Three Square Off In Court Primary Race

Three candidates are running in the (technically) nonpartisan primary for Wisconsin Supreme Court on Tuesday, Feb. 18. 

Incumbent Daniel Kelly, law professor Ed Fallone and Dane County Circuit Judge Jill Karofsky are each seeking a 10-year term on the court.

Despite the nonpartisan designation of the race, Kelly has earned support from several Republican groups for his conservative interpretation of the law, while both Fallone and Kelly have garnered support from Democrats.

Kelly, the incumbent, was appointed by Gov. Scott Walker, a Republican, to fill the vacancy opened by David T. Prosser’s retirement in 2016. 

Fallone is a Marquette University law professor who earlier ran for state Supreme Court in 2013.

Karofsky was first elected to the Dane County Circuit Court in 2017.

A victory for Kelly would keep intact the court’s 5-2 conservative majority.
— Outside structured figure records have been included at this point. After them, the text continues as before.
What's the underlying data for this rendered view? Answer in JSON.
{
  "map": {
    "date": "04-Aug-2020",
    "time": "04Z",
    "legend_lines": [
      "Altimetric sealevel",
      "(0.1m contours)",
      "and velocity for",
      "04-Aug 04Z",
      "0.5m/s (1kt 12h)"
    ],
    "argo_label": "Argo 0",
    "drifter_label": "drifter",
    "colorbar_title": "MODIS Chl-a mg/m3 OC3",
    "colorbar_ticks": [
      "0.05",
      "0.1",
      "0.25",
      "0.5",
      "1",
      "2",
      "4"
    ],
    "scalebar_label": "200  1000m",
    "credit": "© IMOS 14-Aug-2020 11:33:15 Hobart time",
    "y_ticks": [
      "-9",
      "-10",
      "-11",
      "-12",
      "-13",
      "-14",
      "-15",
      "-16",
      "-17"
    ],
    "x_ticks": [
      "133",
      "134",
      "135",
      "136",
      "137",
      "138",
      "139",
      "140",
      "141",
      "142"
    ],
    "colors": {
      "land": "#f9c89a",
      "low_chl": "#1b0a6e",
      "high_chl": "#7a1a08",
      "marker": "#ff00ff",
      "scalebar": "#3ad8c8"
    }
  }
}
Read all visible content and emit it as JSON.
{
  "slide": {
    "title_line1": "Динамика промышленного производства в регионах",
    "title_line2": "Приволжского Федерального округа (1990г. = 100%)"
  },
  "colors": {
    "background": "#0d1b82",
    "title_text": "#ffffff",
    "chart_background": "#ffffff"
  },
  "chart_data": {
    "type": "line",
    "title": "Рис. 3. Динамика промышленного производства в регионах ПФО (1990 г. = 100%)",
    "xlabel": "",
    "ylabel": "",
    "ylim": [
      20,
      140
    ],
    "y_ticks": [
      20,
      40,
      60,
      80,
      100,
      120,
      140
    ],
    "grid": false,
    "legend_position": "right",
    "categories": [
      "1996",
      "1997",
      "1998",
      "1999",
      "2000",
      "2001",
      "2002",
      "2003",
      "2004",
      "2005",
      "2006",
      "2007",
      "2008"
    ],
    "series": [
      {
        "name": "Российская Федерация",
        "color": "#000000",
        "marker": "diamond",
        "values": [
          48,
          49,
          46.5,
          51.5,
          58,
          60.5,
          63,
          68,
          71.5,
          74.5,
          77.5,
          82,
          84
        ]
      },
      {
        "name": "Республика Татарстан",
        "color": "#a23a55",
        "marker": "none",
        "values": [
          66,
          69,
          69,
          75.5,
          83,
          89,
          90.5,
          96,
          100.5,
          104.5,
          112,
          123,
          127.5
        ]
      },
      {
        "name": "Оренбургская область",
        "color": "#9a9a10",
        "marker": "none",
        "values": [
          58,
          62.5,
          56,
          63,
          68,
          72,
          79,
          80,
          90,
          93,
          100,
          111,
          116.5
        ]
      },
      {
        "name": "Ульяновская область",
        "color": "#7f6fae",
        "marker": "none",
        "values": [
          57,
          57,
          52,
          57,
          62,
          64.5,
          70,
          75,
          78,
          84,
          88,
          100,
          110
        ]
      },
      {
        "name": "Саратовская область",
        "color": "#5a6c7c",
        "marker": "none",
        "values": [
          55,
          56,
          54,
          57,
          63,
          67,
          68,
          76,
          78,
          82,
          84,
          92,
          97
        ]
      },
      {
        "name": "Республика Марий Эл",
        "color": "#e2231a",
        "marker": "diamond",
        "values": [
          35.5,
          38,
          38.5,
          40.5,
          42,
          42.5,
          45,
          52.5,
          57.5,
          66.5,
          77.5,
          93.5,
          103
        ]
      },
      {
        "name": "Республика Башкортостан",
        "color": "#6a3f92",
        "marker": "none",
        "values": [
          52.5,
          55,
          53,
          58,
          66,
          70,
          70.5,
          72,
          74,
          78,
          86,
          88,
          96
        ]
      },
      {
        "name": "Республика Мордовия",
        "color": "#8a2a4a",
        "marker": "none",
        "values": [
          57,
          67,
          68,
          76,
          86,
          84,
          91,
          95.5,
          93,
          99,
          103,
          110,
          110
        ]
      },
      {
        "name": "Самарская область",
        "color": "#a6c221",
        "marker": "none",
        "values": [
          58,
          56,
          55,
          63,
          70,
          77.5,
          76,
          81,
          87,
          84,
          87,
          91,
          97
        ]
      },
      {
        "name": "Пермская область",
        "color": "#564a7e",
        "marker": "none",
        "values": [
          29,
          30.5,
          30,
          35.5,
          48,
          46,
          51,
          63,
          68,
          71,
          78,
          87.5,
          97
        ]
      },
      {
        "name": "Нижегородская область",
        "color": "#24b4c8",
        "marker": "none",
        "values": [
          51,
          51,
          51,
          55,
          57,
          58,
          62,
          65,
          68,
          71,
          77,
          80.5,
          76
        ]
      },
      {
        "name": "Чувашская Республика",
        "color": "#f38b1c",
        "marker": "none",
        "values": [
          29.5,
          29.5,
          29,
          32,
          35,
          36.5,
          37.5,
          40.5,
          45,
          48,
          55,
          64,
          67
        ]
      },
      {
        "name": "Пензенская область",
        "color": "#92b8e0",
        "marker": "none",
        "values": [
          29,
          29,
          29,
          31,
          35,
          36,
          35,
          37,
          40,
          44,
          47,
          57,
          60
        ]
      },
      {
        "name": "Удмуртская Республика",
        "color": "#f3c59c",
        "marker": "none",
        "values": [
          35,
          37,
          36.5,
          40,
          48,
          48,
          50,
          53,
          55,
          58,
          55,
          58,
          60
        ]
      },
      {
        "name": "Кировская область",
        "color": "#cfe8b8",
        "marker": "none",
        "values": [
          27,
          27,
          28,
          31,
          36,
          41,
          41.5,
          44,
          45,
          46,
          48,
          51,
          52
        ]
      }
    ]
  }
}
A win for Karofsky or Fallone would lead to a 4-3 conservative majority, and control of the court would therefore be at stake in the next scheduled election in 2023.

During more than two decades in private practice, Kelly headed the appellate practice group, arguing over a dozen cases before the Wisconsin Supreme Court, Wisconsin Court of Appeals and U.S. Court of Appeals for the Seventh Circuit. He also served as second chair on behalf of a University of Wisconsin student before the United States Supreme Court. His clients included dairy farmers, small businesses, a chamber of commerce and Cabela’s sporting goods store. Since his appointment by Walker, Kelly has reviewed thousands of cases and personally authored dozens of leading legal opinions.

His campaign for re-election says his work on the court “reflects the values that he has displayed throughout his legal career: Relentless logic, rigorous analysis, and hard work, all done with a friendly, collegial attitude.”

He says judges must be willing and able to consistently apply the law’s first principles “in clear and certain terms, even when those principles conflict with their personal policy preferences.”

Karofsky says she is “a dedicated advocate for victims and the rights of all residents of Wisconsin.”

She previously served as executive director of the Wisconsin Office of Crime Victim Services. She also worked as an assistant attorney general, serving as the state’s Violence Against Women resource prosecutor, and as deputy district attorney in Dane County, prosecuting felonies and misdemeanors. She also worked as general counsel for the National Conference of Bar Examiners, and worked as an adjunct professor at the University of Wisconsin Law School, teaching about victims in the criminal justice system and trial advocacy.

Karofsky received the Wisconsin Coalition Against Sexual Assault’s Voices of Courage Award, and was named the Wisconsin Victim/Witness Professional Association’s Professional of the Year. She also earned a Significant Impact Award from a local organization dedicated to ending domestic violence.

She currently serves on the Wisconsin Judicial Education Committee and chairs the Violence Against Women STOP Grant committee. She previously co-chaired the Attorney General’s Sexual Assault Response Team and served on the Governor’s Council on Domestic Abuse, the WI Child Abuse and Neglect Prevention Board, the Wisconsin Crime Victims Council, and the Dane County Big Brothers/Big Sisters Board of Directors.

For more than 25 years, Fallone has taught Wisconsin’s future judges, prosecutors and defense attorneys. Now he’s running for the Wisconsin Supreme Court “to bring independence, integrity and fairness back to the highest court in our state,” his campaign said.

After graduating at the top of his law school class, he was recruited to work in Washington, D.C. He said, however, that he wanted to inspire youth so he took a teaching job at Marquette University Law School.

Fallone has run for a seat on the court twice and earned endorsements from the Wausau Daily Herald, the Appleton Post-Crescent, the Capitol Times, Fair Wisconsin and Equality Wisconsin.

Polls open at 7 a.m. on  February 18.